Robin took a deep breath, fists clenched.

“I don’t know what to do with Steve,” she said. “I don’t know how to be around him without feeling like I’m pretending. And that’s what you can’t stand. Because you always know who you are. You’ve always known what you want.”

“That’s not true,” Nancy replied quickly.

“Of course it is,” Robin shook her head. “You have your path figured out. I don’t. And that bothers you. It bothers you that I don’t fit.”

Nancy stepped toward her.

“You have no idea what you’re talking about.”

“I do,” Robin shouted. “And I’m tired of pretending I don’t. I’m tired of you looking at me like I’m a distraction. Like I’m a lie.”

Nancy opened her mouth to respond, but Robin cut her off, her voice breaking.

“You want the truth?” she said. “I’m not with Steve. I never will be. Because I’m a lesbian.”
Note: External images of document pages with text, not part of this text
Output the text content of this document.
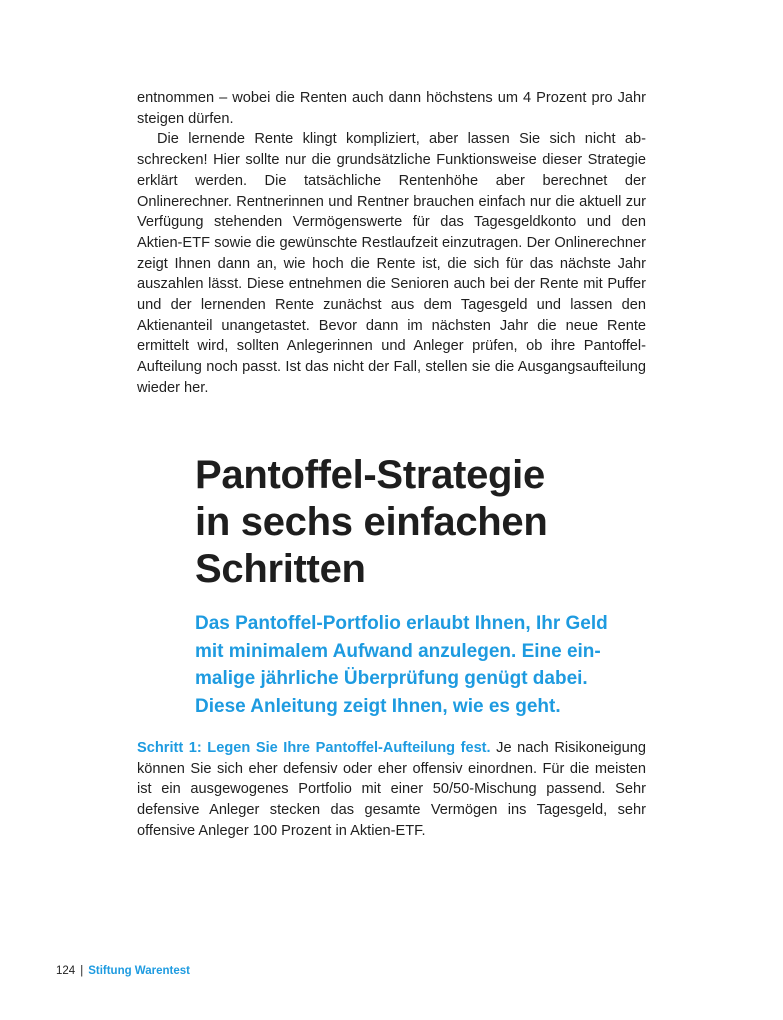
entnommen – wobei die Renten auch dann höchstens um 4 Prozent pro Jahr steigen dürfen.

Die lernende Rente klingt kompliziert, aber lassen Sie sich nicht abschrecken! Hier sollte nur die grundsätzliche Funktionsweise dieser Strategie erklärt werden. Die tatsächliche Rentenhöhe aber berechnet der Onlinerechner. Rentnerinnen und Rentner brauchen einfach nur die aktuell zur Verfügung stehenden Vermögenswerte für das Tagesgeldkonto und den Aktien-ETF sowie die gewünschte Restlaufzeit einzutragen. Der Onlinerechner zeigt Ihnen dann an, wie hoch die Rente ist, die sich für das nächste Jahr auszahlen lässt. Diese entnehmen die Senioren auch bei der Rente mit Puffer und der lernenden Rente zunächst aus dem Tagesgeld und lassen den Aktienanteil unangetastet. Bevor dann im nächsten Jahr die neue Rente ermittelt wird, sollten Anlegerinnen und Anleger prüfen, ob ihre Pantoffel-Aufteilung noch passt. Ist das nicht der Fall, stellen sie die Ausgangsaufteilung wieder her.

Pantoffel-Strategie
in sechs einfachen
Schritten
Das Pantoffel-Portfolio erlaubt Ihnen, Ihr Geld
mit minimalem Aufwand anzulegen. Eine ein-
malige jährliche Überprüfung genügt dabei.
Diese Anleitung zeigt Ihnen, wie es geht.

Schritt 1: Legen Sie Ihre Pantoffel-Aufteilung fest. Je nach Risikoneigung können Sie sich eher defensiv oder eher offensiv einordnen. Für die meisten ist ein ausgewogenes Portfolio mit einer 50/50-Mischung passend. Sehr defensive Anleger stecken das gesamte Vermögen ins Tagesgeld, sehr offensive Anleger 100 Prozent in Aktien-ETF.

124 | Stiftung Warentest
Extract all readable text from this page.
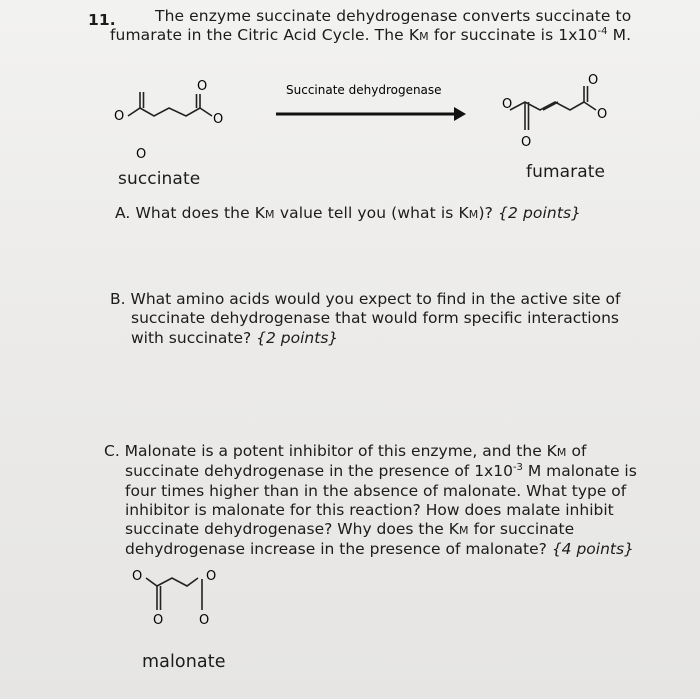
11.	The enzyme succinate dehydrogenase converts succinate to
fumarate in the Citric Acid Cycle. The KM for succinate is $1x10^{-4}$ M.
O
O
O
O
Succinate dehydrogenase
O
O
O
O
succinate	fumarate
A. What does the KM value tell you (what is KM)? {2 points}
B. What amino acids would you expect to find in the active site of
succinate dehydrogenase that would form specific interactions
with succinate? {2 points}
C. Malonate is a potent inhibitor of this enzyme, and the KM of
succinate dehydrogenase in the presence of $1x10^{-3}$ M malonate is
four times higher than in the absence of malonate. What type of
inhibitor is malonate for this reaction? How does malate inhibit
succinate dehydrogenase? Why does the KM for succinate
dehydrogenase increase in the presence of malonate? {4 points}
O
O	O
O
malonate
The word hit like a gunshot.

The basement fell into absolute silence.

Nancy didn’t move.

Didn’t speak.

She just stared at her.

She didn’t know what froze her in place—whether it was the word itself, the way Robin said it, like a challenge, like an open wound, or the fact that, for a second, everything made sense in a way she wasn’t ready to face.

I’m a lesbian.

It wasn’t a surprise.
And that was what unsettled her most.

Because somewhere deep and uncomfortable in her mind, Nancy already knew. Or at least suspected. In the way Robin looked too long at other girls, in the way she tensed around Steve, in the constant effort to take up space without ever fully belonging. Nancy was good at reading between the lines. She always had been.

What she hadn’t expected was the violence with which the truth fell between them.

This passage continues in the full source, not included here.